2011年6月12日 星期日

A quarter-century ago, the Senate was ready for its close-up

On a Monday afternoon in early June a quarter-century ago, Sen. Strom Thurmond (R-S.C.) — then a youthful-looking 83 — gaveled the Senate into session. After the opening prayer, Senate Majority Leader Robert Dole (R-Kan.) took the floor and began to speak.

It was the start of a typical legislative day except for one key innovation — people outside the chamber could watch it.


Live televised coverage of the Senate, and thus C-SPAN2, were born on that day in 1986, seven years after cameras first came to the House. The video of that session — now available on C-SPAN’s Web site — shows that lawmakers were well aware of the occasion’s import.

“There’s no doubt about it, this day’s historic in many ways,” Dole said, later adding: “I think today we in effect sort of catch up with the 20th century. We’ve been the invisible half of the Congress the last seven years.”

Senate Minority Leader Robert Byrd (D-W.Va.) followed Dole and began his remarks, not surprisingly, by quoting a poet, Alfred Tennyson: “The old order changeth, yielding place to new.”

Byrd, a legendary guardian of Senate history and traditions, played a key role in bringing cameras into the chamber.

Sen. Howard Baker (R-Tenn.) was the first lawmaker to propose, in 1981, that the chamber emulate the House by embracing television. Many in the Senate’s old guard were staunchly opposed, including Byrd. But he eventually warmed to the idea.

“He called me on the day that he changed his mind,” Brian Lamb, the founder of C-SPAN, said Monday.

The turning point, Lamb said, came when Byrd stayed in a hotel that had cable television — which Byrd did not have at home — and saw the House in action for the first time. He was impressed that the coverage was gavel-to-gavel.

“You guys are going to run the whole speech?” Byrd asked Lamb — a key point, given that Byrd was known for his epic addresses on the floor.

Byrd also told Lamb of an incident at a political event in West Virginia where the senator had been erroneously introduced as the speaker of the House. “That was a warning to me that we’d better go on television,” Byrd said, according to Lamb.

After the leaders spoke on that Monday in 1986, Sen. Al Gore (D-Tenn.) was the first rank-and-file lawmaker to appear, just as he had been the first House member to speak when that chamber went on the air in 1979. (Gore was chided — unfairly, to some observers — for allegedly claiming to have “invented the Internet.” Lamb said he had heard of Gore telling others he “invented C-SPAN.”)

From a fashion perspective, the mid-’80s was certainly a different era than today’s. But the Senate is the Senate — mostly white guys in suits — so no one on that day looked like a character in a John Hughes movie or a Depeche Mode video.

The most visible differences between then and now involved hair, or lack thereof. Sen. Charles Grassley’s (R-Iowa) mane was nearly black. Dole’s was much more brown than gray.
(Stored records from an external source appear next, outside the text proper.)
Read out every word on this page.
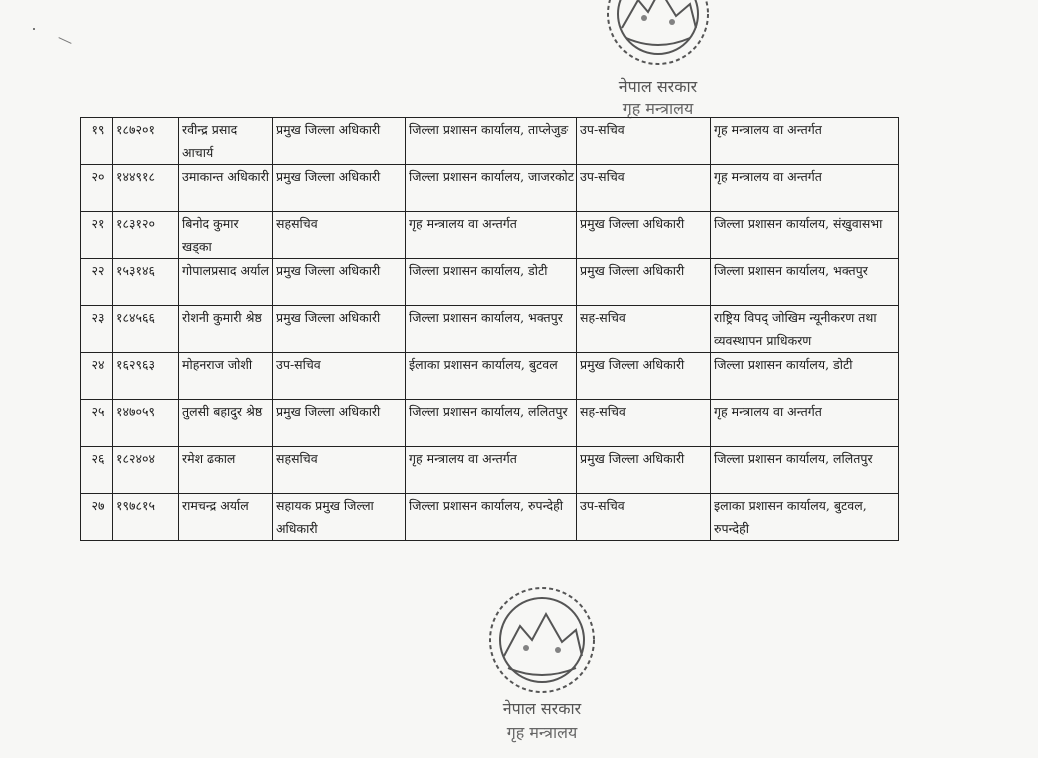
नेपाल सरकार
गृह मन्त्रालय
१९	१८७२०१	रवीन्द्र प्रसाद आचार्य	प्रमुख जिल्ला अधिकारी	जिल्ला प्रशासन कार्यालय, ताप्लेजुङ	उप-सचिव	गृह मन्त्रालय वा अन्तर्गत
२०	१४४९१८	उमाकान्त अधिकारी	प्रमुख जिल्ला अधिकारी	जिल्ला प्रशासन कार्यालय, जाजरकोट	उप-सचिव	गृह मन्त्रालय वा अन्तर्गत
२१	१८३१२०	बिनोद कुमार खड्का	सहसचिव	गृह मन्त्रालय वा अन्तर्गत	प्रमुख जिल्ला अधिकारी	जिल्ला प्रशासन कार्यालय, संखुवासभा
२२	१५३१४६	गोपालप्रसाद अर्याल	प्रमुख जिल्ला अधिकारी	जिल्ला प्रशासन कार्यालय, डोटी	प्रमुख जिल्ला अधिकारी	जिल्ला प्रशासन कार्यालय, भक्तपुर
२३	१८४५६६	रोशनी कुमारी श्रेष्ठ	प्रमुख जिल्ला अधिकारी	जिल्ला प्रशासन कार्यालय, भक्तपुर	सह-सचिव	राष्ट्रिय विपद् जोखिम न्यूनीकरण तथा व्यवस्थापन प्राधिकरण
२४	१६२९६३	मोहनराज जोशी	उप-सचिव	ईलाका प्रशासन कार्यालय, बुटवल	प्रमुख जिल्ला अधिकारी	जिल्ला प्रशासन कार्यालय, डोटी
२५	१४७०५९	तुलसी बहादुर श्रेष्ठ	प्रमुख जिल्ला अधिकारी	जिल्ला प्रशासन कार्यालय, ललितपुर	सह-सचिव	गृह मन्त्रालय वा अन्तर्गत
२६	१८२४०४	रमेश ढकाल	सहसचिव	गृह मन्त्रालय वा अन्तर्गत	प्रमुख जिल्ला अधिकारी	जिल्ला प्रशासन कार्यालय, ललितपुर
२७	१९७८१५	रामचन्द्र अर्याल	सहायक प्रमुख जिल्ला अधिकारी	जिल्ला प्रशासन कार्यालय, रुपन्देही	उप-सचिव	इलाका प्रशासन कार्यालय, बुटवल, रुपन्देही
नेपाल सरकार
गृह मन्त्रालय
Gore’s thick locks grew over the top of his ears.

The main camera position — high in the chamber, pointing down — was not flattering to follically challenged lawmakers.

“Those of us with thinning hairlines, or with little hair on the head, have been advised that you do not lean over like this into the camera,” said Sen. John Glenn (D-Ohio), demonstrating the improper position. At one point Glenn gestured for the cameras to zoom in as he applied makeup to his scalp.

Lamb said he knew of one senator, whom he would not name, who applied dark paint to cover a bald spot.

At the time, C-SPAN2 was only available in about 7 million homes. It’s not clear how high the ratings were on that first day, although it’s safe to say “The Cosby Show” and “Family Ties” did not feel threatened.

Reviews of the chamber’s debut performance were mixed.

Tom Shales, The Washington Post’s television critic, wrote the next day that the Senate began to “grapple with this strange, new, one-eyed monster in its midst. In Round 1, the monster won, but the grappler can be expected to hang in there.” A Los Angeles Times columnist said: “Monday came and went . . . and no bells, no tap dances, no Hula-Hoops, no hats, no circus. Not very much excitement, either.”

The Senate’s television experiment was dubbed a six-week trial, but Dole predicted on the first day that once cameras came to the Senate, they would be there to stay.

Another of Dole’s predictions didn’t turn out as well: “The Senate may change, not as an institution, but may become a more efficient body because of televised proceedings.”